In Parquet Courts’ classic style, post-punk group mixes garage-rock energy with a snotty edge on its new album, Human Performance. Unlike breakout album Sunbathing Animal, the Brooklyn quartet takes a darker and more twisted turn on this fifth studio album.
Parquet Courts channel the best traits of late-’70s punk and post-punk from bands like The Clash, Television and The Gun Club. However, the album also heightens their Western sensibilities — especially on “Berlin Got Blurry,” where spaghetti Western influence shines through brightly with compositions akin to Ennio Morricone.
Although the album is fun to listen to with hooks that are catchy as all hell, Human Performance doesn’t stand out like previous records.
Brooklyn darling Greta Kline, also known as Frankie Cosmos, has added a new album in her large collection of recordings. Following an EP from last year, the full-length Next Thing is 18 tracks — but barley stretches to 28 minutes.

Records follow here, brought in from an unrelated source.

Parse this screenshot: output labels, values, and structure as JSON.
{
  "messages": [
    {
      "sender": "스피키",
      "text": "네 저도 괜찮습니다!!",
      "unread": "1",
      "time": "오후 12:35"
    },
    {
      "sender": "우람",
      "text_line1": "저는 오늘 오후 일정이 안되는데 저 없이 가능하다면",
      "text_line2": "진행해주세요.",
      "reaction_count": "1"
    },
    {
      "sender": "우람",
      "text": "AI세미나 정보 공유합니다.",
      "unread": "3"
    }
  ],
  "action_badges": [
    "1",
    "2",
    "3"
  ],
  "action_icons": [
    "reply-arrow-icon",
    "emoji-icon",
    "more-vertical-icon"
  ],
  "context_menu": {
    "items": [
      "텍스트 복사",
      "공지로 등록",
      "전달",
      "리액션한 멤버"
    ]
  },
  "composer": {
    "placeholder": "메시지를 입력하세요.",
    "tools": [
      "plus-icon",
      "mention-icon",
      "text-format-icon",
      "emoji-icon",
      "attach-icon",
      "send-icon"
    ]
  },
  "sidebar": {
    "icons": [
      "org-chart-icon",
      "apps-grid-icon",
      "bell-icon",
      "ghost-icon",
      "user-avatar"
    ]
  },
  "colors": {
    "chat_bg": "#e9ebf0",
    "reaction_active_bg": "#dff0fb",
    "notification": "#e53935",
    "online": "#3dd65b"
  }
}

Each track is a short, sweet nugget of indie- and twee-pop goodness. Much like ’90s twee acts Beat Happening and The Pastels, Next Thing is emotional but also executed with an apathetic attitude, resulting a timeless low-key swagger. If the instrumentals were not endearing enough, Kline lyrically touches upon subjects like dogs and kissing, making this possibly the cutest release of the year. Unlike her bedroom demos, this studio album sounds clearer and more refined without losing the DIY appeal of her roots.
Next Thing is some of the best songs from Frankie Cosmos. The strength of every song and the overall cohesiveness makes this one of the standout albums of the year and the Frankie Cosmos album we have all been waiting for.
Recently reissued by Numero group, Radio 1190 is now spinning Empire by Unwound — a compilation of Challenge For A Civilized Society and Leaves Turn Inside You. The Washington-based post-hardcore trio has only released a handful of albums, but the style of emotional rock music transcended the genre, even back in the ’90s.
Unlike Fugazi or Slint, Unwound balanced the loud and quiet and the light and dark with masterful ease. The simple guitar, bass and drums combo is minimal, yet the complex and unique song structures make the trio sound bigger than the sum of their parts. What’s so profound about Unwound is that they channel punk energy, art-rock concepts, ambient textures, hardcore punk ethos and math-rock complexity all in a way that sounds natural, unforced and organic. Though I could ramble on and on about Unwound, I instead recommend listening to any one of their albums to become acquainted with this amazing band.